Determining line of sight is one of the most basic elements in the game. When you are trying to determine whether one of your creatures can see an enemy, you need to draw a line that starts on the edge of your creature's square and ends inside your enemy's space. To have line of sight, that line needs to do more than touch a corner of the target's space or run along the edge of that space --
it needs to actually enter the target's space.One common type of terrain that blocks line of sight is forest.
In most situations, if the two creatures aren't in forest squares, you can treat forests like walls when determining line of sight. Line of sight is blocked if it touches two edges of the same forest square. Because the corner of a square is the intersection of two edges, touching the corner of a forest square blocks a line of sight from passing through (but not into).
There's one important caveat to this. When determining line of sight from a creature in a forest square, consider a corner where the line of sight originates to be only one edge of a forest square. (Line of sight does not need to originate from a corner, although cover determination does.)

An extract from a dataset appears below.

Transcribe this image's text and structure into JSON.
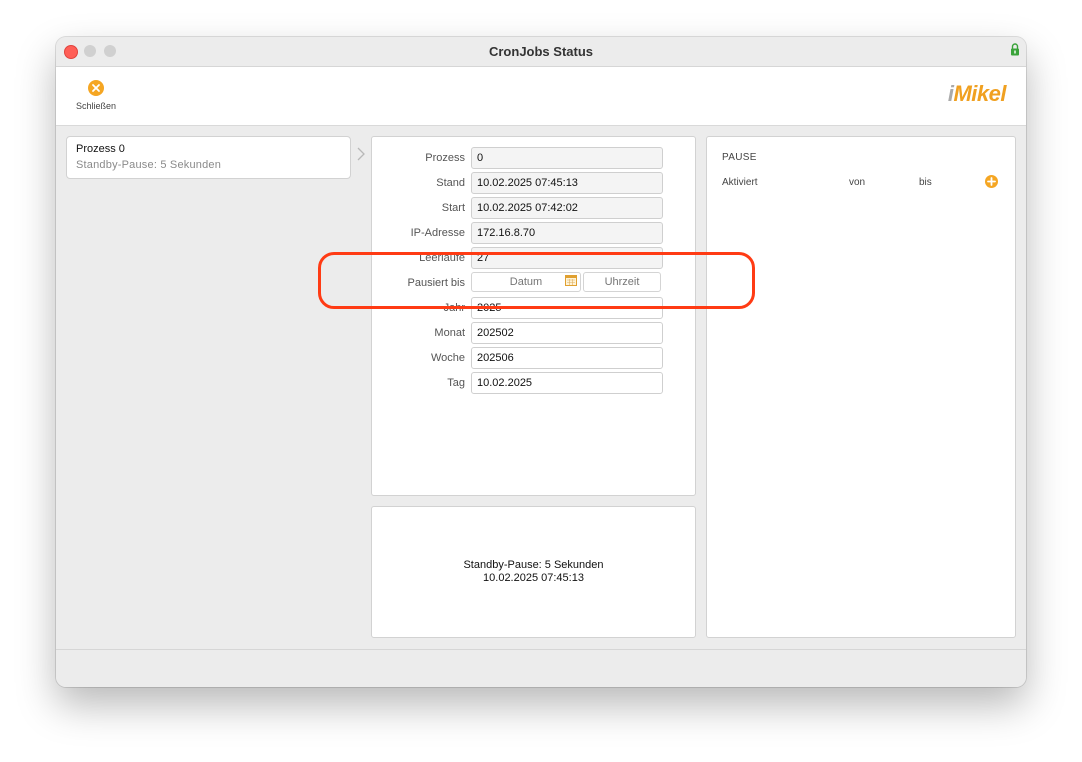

What makes forest different from walls is that a creature can stand inside forest.
Here are a few examples of applying these rules to specific situations.
There is no line of sight between these two creatures. No line of sight can be drawn that does not get stopped by a forest corner or edge.
There is line of sight between these two creatures. When tracing this line of sight, the first corner counts as one only edge.
No line of sight exists between these creatures. No line can be traced without crossing two edges of a forest square.
In this example, the Elf Archer is able to trace line of sight to the Warforged Infiltrator. The Elf can trace line of sight from his upper left corner as a starting point, and it doesn't count as two edges because it is the starting corner.
Line of sight does not exist in the reverse case. Because all lines from the Infiltrator need to go through that forest corner, the Warforged can't see the Elf.
If the Elf were to attack the Warforged, the Elf would have combat advantage.
Whenever an attacker can trace line of sight to a target but the target cannot trace line of sight in return, the attacker is invisible to the target and benefits from combat advantage accordingly.